Normalization in Jordan
In contrast to Kuwait’s anti-normalization conference, the invite-only World Science Forum, held at the Dead Sea in Jordan earlier this month under the patronage of King Abdullah, included 10 Israeli academics and scientists.
Jordan signed a peace treaty with Israel in 1994, but it remains deeply unpopular in a country with close historic and social ties to Palestine, and Jordanian society has generally resisted official efforts to promote relations with Israel.

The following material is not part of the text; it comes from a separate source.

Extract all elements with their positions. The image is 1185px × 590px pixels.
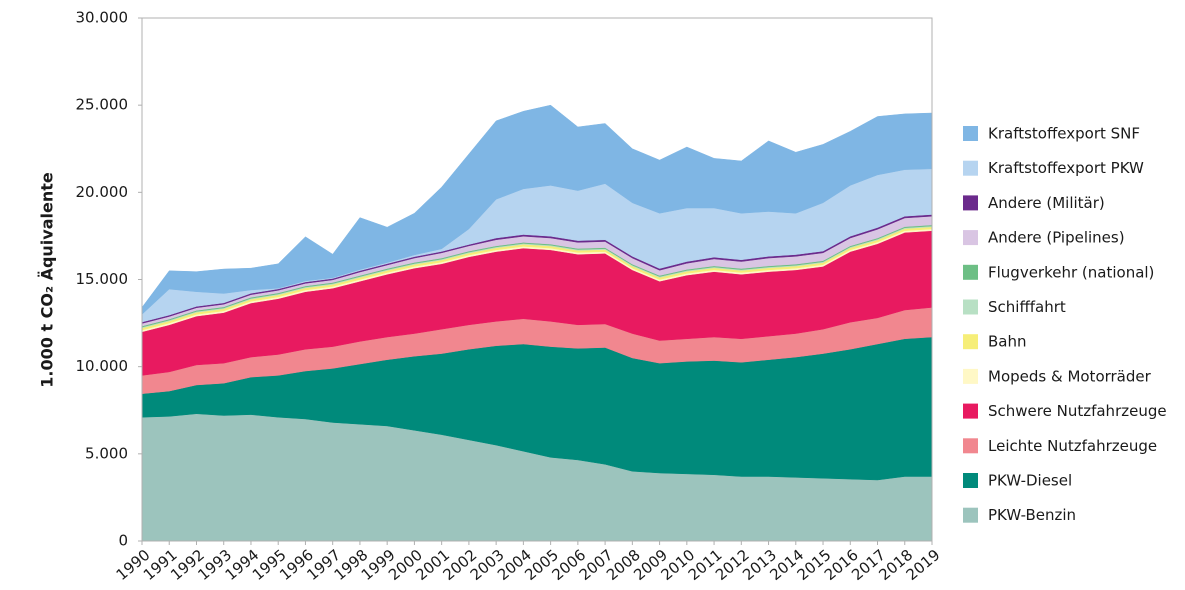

“At a time when normalization conferences are bombarding Jordan and the Jordanians and exploiting Jordanians’ interest in scientific forums by receiving academics of the Zionist entity and imposing their presence in an attempt to force Jordanian individuals and institutions into normalization, there is a need for a movement of academics and intellectuals to address this massive wave of normalization,” BDS Jordan stated.
The group added that since its founding, Israel has “always expressed colonial ambitions on Jordanian territory and has occupied some of them and stolen their resources.” BDS Jordan also urged the Jordanian government to “boycott the Zionist entity academically, culturally and scientifically.”
Jordanian news website 7iber also denounced normalization at the conference.
Last summer, an Israeli security guard shot and killed two Jordanian nationals at a building used by the Israeli embassy in Amman. Amid a popular outcry that the gunman was spirited back to Israel where he was given a hero’s welcome, Jordan has since refused to reopen the embassy.
Israel has also threatened to withdraw from the Red Sea-Dead Sea Water Conveyance Project if the embassy does not reopen.
The Jordanian government said the project, which would generate hydroelectric power using a canal from the Red Sea to the Dead Sea, will continue regardless of Israeli participation.
Activists and environmentalists would see an Israeli withdrawal as a victory; the mega-project has long been criticized for potentially devastating ecological effects, as well as helping Israel to further dispossess Palestinians of their water resources.
Gulf “brotherhood” with the US and Israel
Muhammad bin Abdul Karim Issa, former Saudi justice minister and close ally of Crown Prince Mohammad bin Salman, reportedly told Israeli media that violence against Israel is “un-Islamic” – in all its forms.
Israeli officials have also been welcome to speak to Saudi media as well.
He boasted about the two countries’ “many shared interests” and the readiness to share intelligence – likely a tacit admission that this has already been going on.
Eizenkot also bragged about the Israeli military, saying its status has never been better.
The United Arab Emirates is also taking steps towards a normalized relationship with Israel.
In an interview with the American news agency Defense & Aerospace Report, Abdullah al-Hashmi, an Emirati general, affirmed that Israel and his country do not pose any danger to one another.
“The UAE is a strategic partner of the United States. The UAE is not going to go and fight any of the United States allies, we’re going to fight in the same line and we’re going to defeat the same enemy,” the general said.
He also talked about the US as the “big brother” to the Emirates and Israel, acting as a broker between the two smaller siblings as the three allies jointly face off against Iran.
Earlier this year, the Israeli air force, which has killed and injured thousands of Palestinian and Lebanese civilians, and the United Arab Emirates air force, which has done the same in Yemen, participated in joint military exercises.